Go to the Devil, the Lord said

Go to the Devil, the Lord said

2020, Jun 01    

The song for this post is Feeling Good by Nina Simone. Hah. Nah, I’m messing with you, it is Sinnerman by Nina Simone.

This was a hard post to write because I would start to listen to the song for inspiration and get distracted for a solid 6 minutes and realize oh damn, I wanted to write an entry about how much I love this song and get back to writing it.

My sister took lessons in singing in the style of Nina Simone a few years ago, I want to say…2016? Feeling Good was one of her practice songs. I visited the US twice a year or so in the past few years, and I would hear her sing it in between joking about other things and the Rotimatic making bitter, bitter rotis because of my sister’s ingredient mix. I don’t remember her explicitly singing Sinnerman, but one thing leads to another with me, so my sister practicing Feeling Good meant I would listen to Sinnerman for the next three weeks.

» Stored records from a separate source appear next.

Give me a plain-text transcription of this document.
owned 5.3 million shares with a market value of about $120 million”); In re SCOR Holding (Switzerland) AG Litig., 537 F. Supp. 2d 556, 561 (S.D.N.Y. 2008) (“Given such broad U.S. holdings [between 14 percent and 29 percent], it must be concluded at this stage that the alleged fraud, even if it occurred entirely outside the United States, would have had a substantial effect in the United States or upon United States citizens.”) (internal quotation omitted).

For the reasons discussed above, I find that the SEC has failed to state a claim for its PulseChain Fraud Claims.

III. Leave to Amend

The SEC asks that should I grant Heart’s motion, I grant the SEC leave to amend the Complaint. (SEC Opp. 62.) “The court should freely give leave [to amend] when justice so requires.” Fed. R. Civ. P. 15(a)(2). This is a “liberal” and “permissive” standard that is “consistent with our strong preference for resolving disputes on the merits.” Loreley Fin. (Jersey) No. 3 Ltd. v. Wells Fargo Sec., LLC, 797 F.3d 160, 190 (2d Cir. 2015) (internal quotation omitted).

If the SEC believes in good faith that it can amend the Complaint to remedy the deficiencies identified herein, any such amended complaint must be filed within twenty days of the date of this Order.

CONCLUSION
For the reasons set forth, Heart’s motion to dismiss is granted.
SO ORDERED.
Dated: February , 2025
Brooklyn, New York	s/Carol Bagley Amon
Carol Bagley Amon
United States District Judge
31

Nina Simone’s version is just breathtakingly powerful. It hooks you right in the beginning - the piano, then the drums, then her voice. Nina Simone’s voice is so strong and so well controlled. The way she moves her voice, it’s more expressive than if someone literally drew the sinner running from rock to river to sea and turning to God to beg for forgiveness. The song is a traditional spiritual, so it has the chorus, claps for percussion, but what Nina Simone’s version gets so amazingly right is the use of silence. Some instruments drop out and it is just claps for a few seconds around the 5-minute mark, the piano comes in and is not some sforzando but smooth and engaging. The claps stop, the piano continues and you hear Nina using rhythmic breathing as a way to bring us back in.

Nothing makes me feel like I’m on a musical journey like the stop-start, emphasis on one instrument, showing the power of that one piece of human musical ingenuity. Simone does this at the ~8-minute mark when she improvs with her voice - it reminds me of the Carnatic/Hindustani emphasis on improvisation and the proper techniques for it. It sounds very very emotive. You can feel the stress, the desperation flow through her, the indescribable horror it must be to be Sinnerman when the time comes.

The lyrics are fairly straightforward - a sinner is caught on Judgment Day - the bleeding sea, the boiling river, there is no rock that can hide you from the wrath of the Lord. But the Lord says “go to the Devil” - because you, sinner man, belong to him. Of course, in Christian theology we are all sinners, so this is a universal lyric in some ways! I don’t have any religious belief but I connect with these lyrics deeply - you can’t hide from judgment. It will come for you. You just have to face the Devil and say “No, I can redeem myself.” To be clear, sinner man never does that in the song but, I mean, one can hope for growth.

I fucking love this song so much. I have listened to it 200 times at least. I listened to it 9 times just in the past two days while writing this post. Do yourself a favor. Turn off all the lights, put on some good headphones, comfy clothes and listen to this song and if 10 minutes later you don’t feel the desire to come thank me for inviting you to do that, go run to the rock my friend because you’ve got some devils to face.